Shapiro and Caner have until the end of March to bring a plan to the court and then at that point, Eichner may submit a new plan.

“We have a fiduciary duty to look at that plan,” Shapiro said.

A source familiar with the deal says that Eichner is fighting tooth and nail to emerge victorious in this battle, because he sees a great deal of upside at One Madison Park, even if it takes several years to realize any profits.

“Bruce is trying to do everything he can to keep in the game,” the source said. “He might be successful if he writes the right check.”

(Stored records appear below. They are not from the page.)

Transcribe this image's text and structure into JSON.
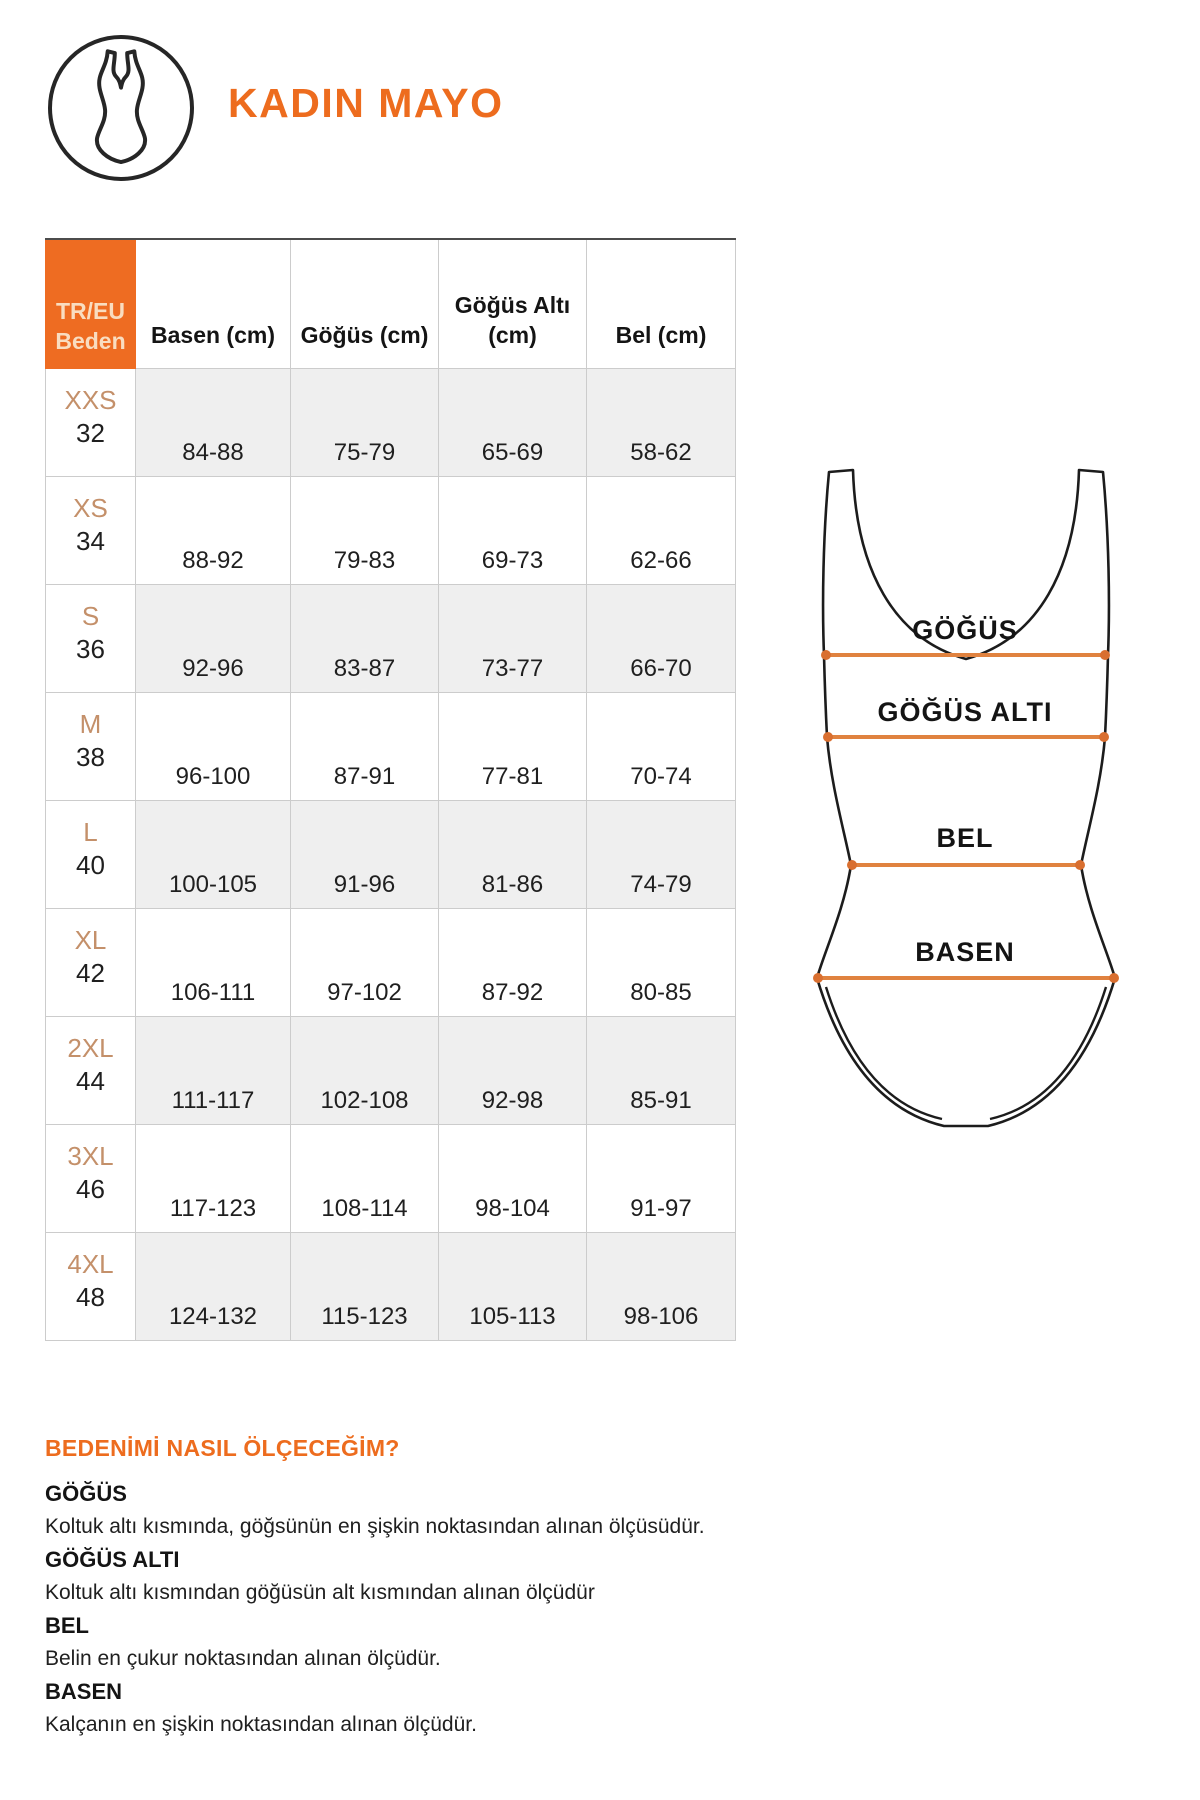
{
  "header": {
    "title": "KADIN MAYO",
    "icon": "swimsuit-icon"
  },
  "colors": {
    "accent_orange": "#ed6c1e",
    "header_cell_orange": "#ee6c22",
    "header_cell_text": "#f9ddc0",
    "size_label_tan": "#c4906a",
    "row_alt_gray": "#efefef",
    "measure_line_orange": "#e0823f",
    "measure_dot_orange": "#d96f30",
    "outline_black": "#1c1c1c"
  },
  "table": {
    "columns": [
      "TR/EU\nBeden",
      "Basen (cm)",
      "Göğüs (cm)",
      "Göğüs Altı\n(cm)",
      "Bel (cm)"
    ],
    "rows": [
      {
        "size": "XXS",
        "eu": "32",
        "values": [
          "84-88",
          "75-79",
          "65-69",
          "58-62"
        ]
      },
      {
        "size": "XS",
        "eu": "34",
        "values": [
          "88-92",
          "79-83",
          "69-73",
          "62-66"
        ]
      },
      {
        "size": "S",
        "eu": "36",
        "values": [
          "92-96",
          "83-87",
          "73-77",
          "66-70"
        ]
      },
      {
        "size": "M",
        "eu": "38",
        "values": [
          "96-100",
          "87-91",
          "77-81",
          "70-74"
        ]
      },
      {
        "size": "L",
        "eu": "40",
        "values": [
          "100-105",
          "91-96",
          "81-86",
          "74-79"
        ]
      },
      {
        "size": "XL",
        "eu": "42",
        "values": [
          "106-111",
          "97-102",
          "87-92",
          "80-85"
        ]
      },
      {
        "size": "2XL",
        "eu": "44",
        "values": [
          "111-117",
          "102-108",
          "92-98",
          "85-91"
        ]
      },
      {
        "size": "3XL",
        "eu": "46",
        "values": [
          "117-123",
          "108-114",
          "98-104",
          "91-97"
        ]
      },
      {
        "size": "4XL",
        "eu": "48",
        "values": [
          "124-132",
          "115-123",
          "105-113",
          "98-106"
        ]
      }
    ]
  },
  "diagram": {
    "labels": {
      "gogus": "GÖĞÜS",
      "gogus_alti": "GÖĞÜS ALTI",
      "bel": "BEL",
      "basen": "BASEN"
    }
  },
  "guide": {
    "title": "BEDENİMİ NASIL ÖLÇECEĞİM?",
    "items": [
      {
        "term": "GÖĞÜS",
        "description": "Koltuk altı kısmında, göğsünün en şişkin noktasından alınan ölçüsüdür."
      },
      {
        "term": "GÖĞÜS ALTI",
        "description": "Koltuk altı kısmından göğüsün alt kısmından alınan ölçüdür"
      },
      {
        "term": "BEL",
        "description": "Belin en çukur noktasından alınan ölçüdür."
      },
      {
        "term": "BASEN",
        "description": "Kalçanın en şişkin noktasından alınan ölçüdür."
      }
    ]
  }
}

In November, Eichner entered a deal with Shapiro to invest $40 million in One Madison Park and rescue the property from bankruptcy proceedings, after it was placed in involuntary bankruptcy by three creditors who were owed $12 million. Those investors filed to put the project into bankruptcy, because they were unlikely to get repaid in New York State Supreme Court, where iStar Financial was fighting to foreclose on the property. Shapiro’s firm owed more than $200 million in unpaid mortgage loans, personal loans, contractor fees and other debts.

Green Bridge acquired voting rights from One Madison partner Marc Jacobs and fought the Eichner deal in court arguing that Shapiro was required to get its consent before signing off on major decisions.

Ultimately the winner is expected to be the investor who can best satisfy the millions of dollars in debt owed to the creditors committee, which consists of a wide range of unit buyers, lenders and contractors.

HFZ has exclusivity to present a plan for six weeks, Eichner told The Real Deal last Friday. 

After the plan is submitted, Eichner said he plans to step forward with his competing bid.

He said he “intends to pursue the matter, including the presentation of a competing reorganization plan in bankruptcy court, if it becomes an option.”

But, sources said if the judge approves the HFZ plan, then Eichner may not get a chance to submit an alternate plan.

“The judge has to decide whether the proposed plan is feasible,” said a source familiar with the case. “If the judge likes the plan, then Eichner’s done.”

Lawyers for iStar and Green Bridge were not immediately available for comment.